Dalam kehadirannya di Panjaboengan, Afdeeling Mandailing en Angkola, waktu Charles Adrian van Ophuijsen lebih banyak dimanfaatkan untuk belajar bahasa dan sastra Melayu dan bahasa dan sastra Batak daripada tugas utamanya sebagai pegawai pemerintah. Lambat laun Charles Adrian van Ophuijsen mulai nyaman dengan pekerjaan sampingan sebagai pembelajar bahasa dan sastra dan sebaliknya tugas sebagai pegawai administrasi pemerintah mulai tidak bersemangat. Satu kejadian tidak terduga ketika Gubernur Jenderal berkunjung ke Afdeeling Mandailing dan Angkola pada tahun 1878, Gubernur Jenderal mendapat laporan bahwa Charles Adrian van Ophuijsen sangat menyukai bahasa dan sastra. Sehubungan dengan kekurangan guru di sekolah guru di Hindia, sang Gubernur Jenderal yang saat itu tengah berada di Panjaboengan menawarkan kepada Charles Adrian van Ophuijsen untuk menjadi guru. Charles Adrian van Ophuijsen menyambutnya dengan antusias. Inilah awal karir baru Charles Adrian van Ophuijsen. Di dalam tempat sunyi di pedalaman, Charles Adrian van Ophuijsen dalam bahasa dan sastra bersemi di Panjaboengan, tempat kelahiran sastrawan besar pribumi bernama Sati Nasution alias Willem Iskander.
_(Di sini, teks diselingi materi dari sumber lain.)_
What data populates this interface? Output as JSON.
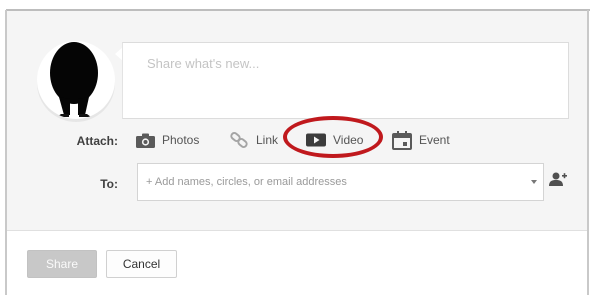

Dengan makalah yang telah disusun di Panjaboengan, Charles Adrian van Ophuijsen berangkat ke Padang untuk memenuhi undangan suatu komite yang dibentuk untuk menguji kemampuan Charles Adrian van Ophuijsen. Dalam ujian yang diberikan dengan makalah yang terpuji, Charles Adrian van Ophuijsen dinyatakan lulus sebagai kandidat guru pada bulan Mei 1879.

Pada bulan ini juga, Kweekschool Padang Sidempoean dibuka yang mana sebagai direktur adalah Mt. Harmsen. Saat register jumlah siswa yang diterima terdapat sebanyak 22 siswa yang berasal dari seluruh Tapanoeli. Dalam pembukaan ini turut hadir Residen Tapanoeli di Sibolga, Asisten Residen Mandailing en Angkola di Padang Sidempoean dan para pejabat tinggi di Sibolga serta para pejabat dan para tokoh adat di seluruh Afdeeling Mandailing en Angkola. Yang memberi kata sambutan dari kaum adat diwakili oleh Mangaradja Soetan, Koeria Bataoenadoea. Mangaradja Soetan adalah alumni pertama sekolah guru Tanobato yang diasuh oleh Willem Iskander.  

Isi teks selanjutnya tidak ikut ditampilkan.